My instinct is yes, since we need invertible matrices that stay invertible under linear combinations, I don't see a way of doing that without forcing the patterns like we do in the above constructions, but I'm a bit shy of a proof. (This is idle curiosity)
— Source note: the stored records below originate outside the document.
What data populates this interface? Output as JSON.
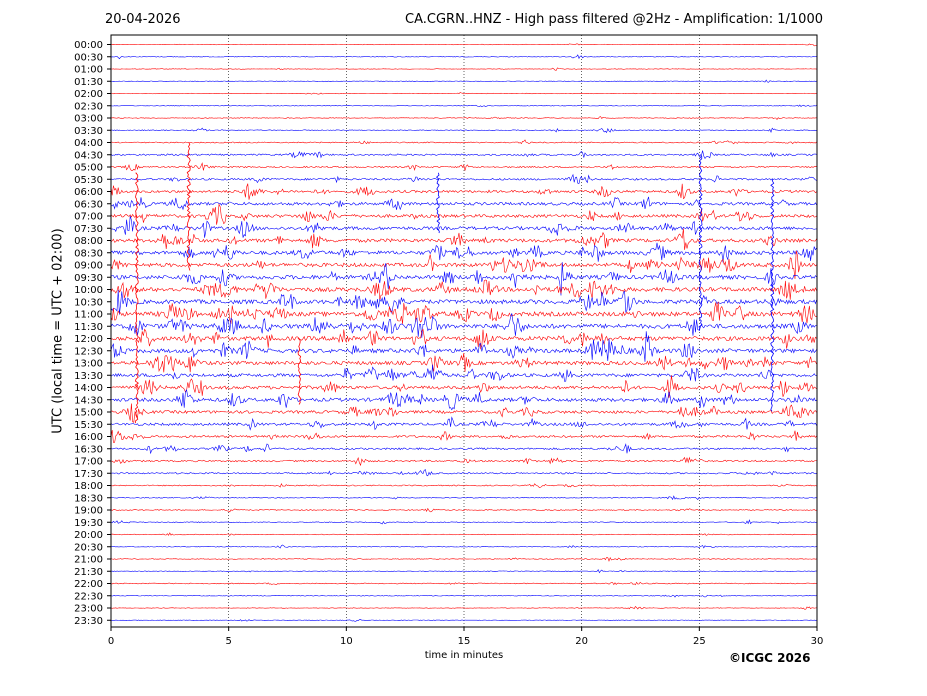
{
  "header": {
    "date": "20-04-2026",
    "title": "CA.CGRN..HNZ - High pass filtered @2Hz - Amplification: 1/1000"
  },
  "footer": {
    "copyright": "©ICGC 2026"
  },
  "chart_data": {
    "type": "line",
    "title": "CA.CGRN..HNZ - High pass filtered @2Hz - Amplification: 1/1000",
    "xlabel": "time in minutes",
    "ylabel": "UTC (local time = UTC + 02:00)",
    "xlim": [
      0,
      30
    ],
    "x_ticks": [
      0,
      5,
      10,
      15,
      20,
      25,
      30
    ],
    "y_ticks": [
      "00:00",
      "00:30",
      "01:00",
      "01:30",
      "02:00",
      "02:30",
      "03:00",
      "03:30",
      "04:00",
      "04:30",
      "05:00",
      "05:30",
      "06:00",
      "06:30",
      "07:00",
      "07:30",
      "08:00",
      "08:30",
      "09:00",
      "09:30",
      "10:00",
      "10:30",
      "11:00",
      "11:30",
      "12:00",
      "12:30",
      "13:00",
      "13:30",
      "14:00",
      "14:30",
      "15:00",
      "15:30",
      "16:00",
      "16:30",
      "17:00",
      "17:30",
      "18:00",
      "18:30",
      "19:00",
      "19:30",
      "20:00",
      "20:30",
      "21:00",
      "21:30",
      "22:00",
      "22:30",
      "23:00",
      "23:30"
    ],
    "grid": "vertical dotted at each x tick",
    "colors": {
      "even_trace": "#ff0000",
      "odd_trace": "#0000ff"
    },
    "trace_activity": [
      0.3,
      0.4,
      0.3,
      0.3,
      0.3,
      0.3,
      0.4,
      0.5,
      0.6,
      0.9,
      0.8,
      1.0,
      1.4,
      1.6,
      1.7,
      1.8,
      1.9,
      2.0,
      2.1,
      2.2,
      2.3,
      2.3,
      2.4,
      2.4,
      2.3,
      2.2,
      2.0,
      1.8,
      1.8,
      1.9,
      1.6,
      1.4,
      1.2,
      1.0,
      0.9,
      0.8,
      0.6,
      0.5,
      0.5,
      0.5,
      0.4,
      0.4,
      0.4,
      0.4,
      0.5,
      0.4,
      0.3,
      0.3
    ]
  }
}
Edit: As was pointed out in the comments, one can easily have any subfield of $\mathbb{R}$ or $\mathbb{C}$ constructed this way. To get at the heart of what I meant, can we get any fields that aren't isomorphic to a subfield of $\mathbb{C}$ this way?
Best Answer
Your intuition regarding the revised question is correct; any subring of $M_{2,2}(\mathbb{C})$ that is also a field is isomorphic to a subfield of $\mathbb{C}$. This is actually just a special case of a more general fact; if $F$ is a field of characteristic $0$, and $|F|\leqslant 2^{\aleph_0}$, then $F$ is isomorphic to a subfield of $\mathbb{C}$. To see this, let $X$ be a transcendence basis for $F$ over $\mathbb{Q}$; this makes sense since $\operatorname{char}F=0$. We have $|X|\leqslant 2^{\aleph_0}$, and so, choosing any transcendence basis $Y$ for $\mathbb{C}$ over $\mathbb{Q}$ and any injection $i:X\to Y$, we can extend $i$ to a field morphism $\iota$ from the subfield $\mathbb{Q}(X)\subseteq F$ to $\mathbb{C}$. By definition, $F$ is algebraic over $\mathbb{Q}(X)$, and so since $\mathbb{C}$ is algebraically closed we may extend $\iota$ to a field morphism from $F$ to $\mathbb{C}$, as desired.
The desired result now follows since $|M_{2,2}(\mathbb{C})|=2^{\aleph_0}$ and $\operatorname{char}M_{2,2}(\mathbb{C})=0$, so that every subring of $M_{2,2}(\mathbb{C})$ is of characteristic $0$ and of cardinality $\leqslant 2^{\aleph_0}$.